A town in Iceland is testing out a 3D-painted crosswalk that looks like it’s “floating” on the road, according to Digg.

It's an optical illusion that's intentionally designed to shock drivers into paying attention.

Similar ideas have been tried in cities in India, China and Canada, but what about right here in Tampa Bay?

After all, Florida has the second-highest rate of pedestrian deaths in the entire country, according to the most recent data available from the National Highway Traffic and Safety Administration or NHSTA. 

Earlier this year, the Tampa Bay region was ranked No. 7 as the most dangerous metro areas in the nation for pedestrian by a group called Smart Growth America.

“We’ve done a really good job building highways that allow people to go pretty fast," said Whit Blanton, Pinellas County Metropolitan Planning Organization.

"And when people go fast to their destinations they’re not paying attention to people who are crossing."

Solutions to the problem have included the installation of flashing crosswalks—rectangular rapid flashing beams—which have now become commonplace across the bay area.

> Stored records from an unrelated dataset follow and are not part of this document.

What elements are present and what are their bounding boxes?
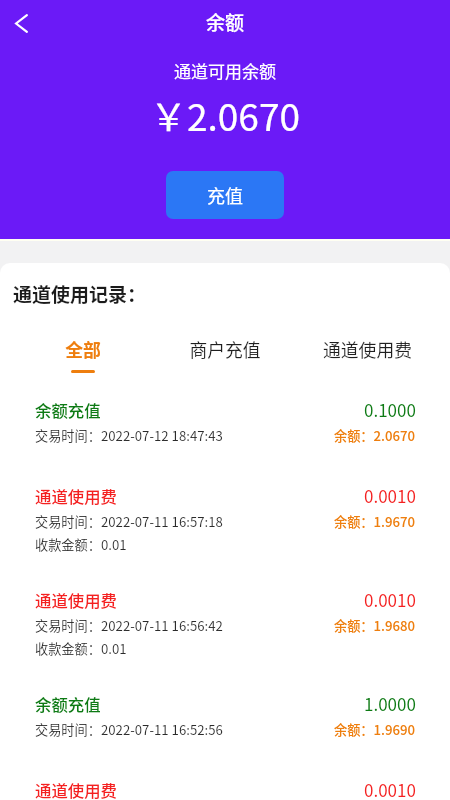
staticText: 余额 xyxy=(206,8,245,36)
staticText: 通道使用费 xyxy=(323,336,412,362)
staticText: 充值 xyxy=(207,182,243,208)
staticText: 余额充值 xyxy=(35,398,101,422)
button[interactable]: 通道使用费 xyxy=(0,484,450,588)
staticText: 余额：2.0670 xyxy=(334,426,416,445)
staticText: 交易时间：2022-07-11 16:57:18 xyxy=(35,512,223,531)
button[interactable]: 商户充值 xyxy=(154,336,296,380)
staticText: 0.1000 xyxy=(364,397,416,422)
staticText: 全部 xyxy=(65,336,101,362)
button[interactable]: Back xyxy=(3,5,39,41)
button[interactable]: 充值 xyxy=(166,171,284,219)
staticText: ￥2.0670 xyxy=(150,88,300,142)
staticText: 0.0010 xyxy=(364,587,416,612)
button[interactable]: 余额充值 xyxy=(0,692,450,778)
staticText: 交易时间：2022-07-11 16:52:56 xyxy=(35,720,223,739)
staticText: 收款金额：0.01 xyxy=(35,535,127,554)
staticText: 收款金额：0.01 xyxy=(35,639,127,658)
staticText: 商户充值 xyxy=(189,336,261,362)
button[interactable]: 通道使用费 xyxy=(296,336,438,380)
button[interactable]: 通道使用费 xyxy=(0,588,450,692)
button[interactable]: 通道使用费 xyxy=(0,778,450,800)
staticText: 余额：1.9690 xyxy=(334,720,416,739)
staticText: 余额：1.9680 xyxy=(334,616,416,635)
staticText: 0.0010 xyxy=(364,777,416,800)
staticText: 通道可用余额 xyxy=(174,58,276,83)
staticText: 余额：1.9670 xyxy=(334,512,416,531)
button[interactable]: 全部 xyxy=(12,336,154,380)
staticText: 通道使用费 xyxy=(35,588,117,612)
staticText: 通道使用费 xyxy=(35,484,117,508)
staticText: 1.0000 xyxy=(364,691,416,716)
button[interactable]: 余额充值 xyxy=(0,398,450,484)
staticText: 通道使用费 xyxy=(35,778,117,800)
staticText: 余额充值 xyxy=(35,692,101,716)
staticText: 交易时间：2022-07-12 18:47:43 xyxy=(35,426,223,445)
staticText: 0.0010 xyxy=(364,483,416,508)
staticText: 交易时间：2022-07-11 16:56:42 xyxy=(35,616,223,635)
staticText: 通道使用记录： xyxy=(13,280,147,308)
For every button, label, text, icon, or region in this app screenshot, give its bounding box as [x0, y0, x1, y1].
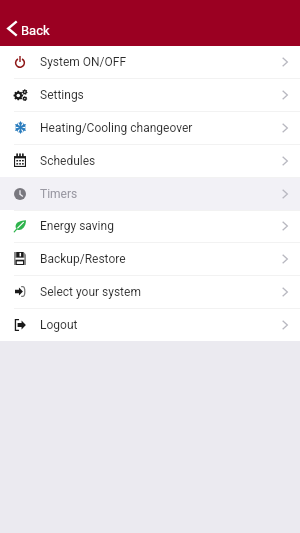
button[interactable]: Select your system — [0, 275, 300, 308]
button[interactable]: Settings — [0, 78, 300, 111]
staticText: Energy saving — [40, 219, 114, 233]
button[interactable]: Logout — [0, 308, 300, 341]
staticText: Schedules — [40, 154, 96, 168]
staticText: Heating/Cooling changeover — [40, 121, 193, 135]
staticText: Back — [21, 23, 50, 38]
button[interactable]: Backup/Restore — [0, 242, 300, 275]
staticText: Backup/Restore — [40, 252, 126, 266]
staticText: System ON/OFF — [40, 55, 127, 69]
button[interactable]: System ON/OFF — [0, 46, 300, 78]
staticText: Select your system — [40, 285, 141, 299]
staticText: Logout — [40, 318, 78, 332]
staticText: Settings — [40, 88, 84, 102]
button[interactable]: Back — [0, 17, 60, 40]
staticText: Timers — [40, 187, 78, 201]
button[interactable]: Heating/Cooling changeover — [0, 111, 300, 144]
button[interactable]: Timers — [0, 177, 300, 210]
button[interactable]: Energy saving — [0, 210, 300, 242]
button[interactable]: Schedules — [0, 144, 300, 177]
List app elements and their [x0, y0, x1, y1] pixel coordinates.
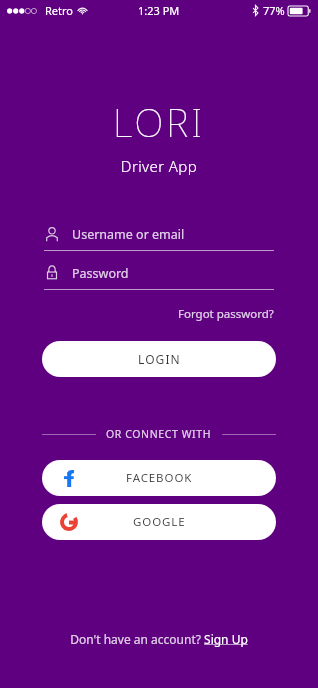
button[interactable]: FACEBOOK — [42, 460, 276, 496]
button[interactable]: Forgot password? — [176, 304, 276, 324]
button[interactable]: GOOGLE — [42, 504, 276, 540]
staticText: LORI — [0, 96, 318, 148]
staticText: GOOGLE — [133, 514, 186, 530]
button[interactable]: Don't have an account? Sign Up — [0, 625, 318, 653]
staticText: Password — [72, 265, 129, 282]
staticText: FACEBOOK — [126, 470, 193, 486]
staticText: Driver App — [0, 156, 318, 176]
staticText: 1:23 PM — [138, 3, 180, 18]
button[interactable]: Username or email — [44, 221, 274, 251]
staticText: 77% — [263, 3, 285, 18]
button[interactable]: LOGIN — [42, 341, 276, 377]
staticText: OR CONNECT WITH — [106, 427, 212, 441]
staticText: Don't have an account? Sign Up — [70, 631, 248, 647]
staticText: Forgot password? — [178, 306, 274, 322]
staticText: LOGIN — [138, 351, 181, 367]
button[interactable]: Password — [44, 260, 274, 290]
staticText: Username or email — [72, 226, 185, 243]
staticText: Retro — [45, 3, 73, 18]
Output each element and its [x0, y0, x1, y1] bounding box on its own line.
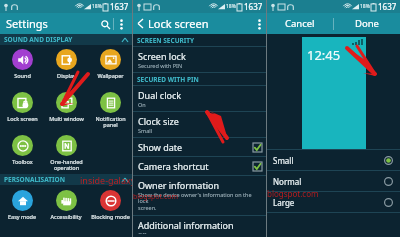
staticText: Done: [355, 17, 379, 30]
button[interactable]: Lock screen: [0, 88, 44, 131]
staticText: Off: [138, 231, 147, 234]
button[interactable]: One-handed operation: [44, 131, 88, 174]
staticText: Secured with PIN: [138, 62, 183, 69]
staticText: Small: [138, 127, 153, 134]
staticText: Show date: [138, 141, 183, 153]
staticText: Easy mode: [8, 213, 36, 220]
staticText: Show the device owner's information on t…: [138, 191, 262, 212]
staticText: Blocking mode: [91, 213, 130, 220]
button[interactable]: Display: [44, 45, 88, 88]
staticText: Clock size: [138, 115, 179, 127]
button[interactable]: Large: [267, 192, 400, 213]
staticText: Camera shortcut: [138, 160, 209, 172]
staticText: Wallpaper: [97, 72, 124, 79]
staticText: inside-galaxy: [80, 174, 136, 186]
button[interactable]: Normal: [267, 171, 400, 192]
button[interactable]: Lock screen: [133, 16, 209, 31]
staticText: Settings: [6, 16, 48, 31]
staticText: Toolbox: [12, 158, 33, 165]
button[interactable]: Cancel: [267, 13, 333, 34]
staticText: Cancel: [285, 17, 315, 30]
staticText: SCREEN SECURITY: [137, 36, 195, 45]
button[interactable]: Show date: [133, 138, 266, 157]
button[interactable]: Search: [97, 16, 113, 32]
staticText: SOUND AND DISPLAY: [4, 35, 73, 44]
staticText: Sound: [14, 72, 31, 79]
button[interactable]: Wallpaper: [88, 45, 132, 88]
button[interactable]: Camera shortcut: [133, 157, 266, 176]
button[interactable]: Owner information: [133, 176, 266, 216]
staticText: Lock screen: [7, 115, 38, 122]
staticText: Screen lock: [138, 50, 186, 62]
button[interactable]: Toolbox: [0, 131, 44, 174]
staticText: 12:45: [307, 46, 341, 64]
staticText: 18%: [226, 3, 236, 10]
staticText: Display: [57, 72, 76, 79]
staticText: Small: [273, 155, 384, 166]
staticText: One-handed operation: [50, 158, 83, 172]
staticText: Multi window: [49, 115, 84, 122]
staticText: SECURED WITH PIN: [137, 75, 199, 84]
button[interactable]: More options: [252, 17, 266, 31]
staticText: 1637: [378, 1, 397, 12]
staticText: Additional information: [138, 219, 234, 231]
staticText: blogspot.com: [267, 188, 319, 199]
button[interactable]: Easy mode: [0, 186, 44, 229]
staticText: Normal: [273, 176, 384, 187]
button[interactable]: Dual clock: [133, 86, 266, 112]
staticText: 18%: [92, 3, 102, 10]
button[interactable]: Additional information: [133, 216, 266, 237]
staticText: Large: [273, 197, 384, 208]
staticText: Owner information: [138, 179, 219, 191]
button[interactable]: Small: [267, 150, 400, 171]
staticText: Dual clock: [138, 89, 182, 101]
button[interactable]: Screen lock: [133, 47, 266, 73]
button[interactable]: Done: [334, 13, 400, 34]
staticText: Notification panel: [95, 115, 126, 129]
staticText: On: [138, 101, 146, 108]
button[interactable]: Blocking mode: [88, 186, 132, 229]
button[interactable]: Accessibility: [44, 186, 88, 229]
button[interactable]: Multi window: [44, 88, 88, 131]
staticText: 1637: [110, 1, 129, 12]
staticText: 1637: [244, 1, 263, 12]
staticText: Lock screen: [148, 16, 209, 31]
button[interactable]: More options: [114, 17, 128, 31]
staticText: 18%: [360, 3, 370, 10]
staticText: blogspot.com: [133, 192, 179, 202]
button[interactable]: Clock size: [133, 112, 266, 138]
staticText: Accessibility: [50, 213, 82, 220]
button[interactable]: Notification panel: [88, 88, 132, 131]
button[interactable]: Sound: [0, 45, 44, 88]
staticText: PERSONALISATION: [4, 175, 65, 184]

RELATED: Tampa Bay among most dangerous places to take a walk

Blanton says out-of-the-box ideas like the 3D-painted crosswalks is what county planners consider when looking at ways to improve the area's dismal pedestrian safety record.

MORE: ‘Smart paint' crosswalks could help visually-impaired in Tampa

“It’s definitely an attention grabber and it would cause people to slow down and be more observant," he said.

“The conversation is how do we improve visibility and situational awareness and that sometimes makes you look at innovative treatments.”

But it's not just as simple as making a decision to repaint the crosswalks.

"There's a process," Blanton says, referring to the Manual on Uniform Traffic Control Devices which dictates acceptable practices and where certain signage and markers can be applied.

"If we don't follow that you run the risk of having a lot of confusion."

Changes to the manual can and have been made, Blanton said, like when shared bike lane pavement markings were added.

While something as radical as a 3D-printed crosswalk might be far off from appearing on an Tampa Bay road, Blanton says work to re-imagine our roads and sidewalks and how pedestrians and drivers interact on them continues.

"We're really looking county-wide at how we allocate the space on our roadways so that it's safer," Blanton said.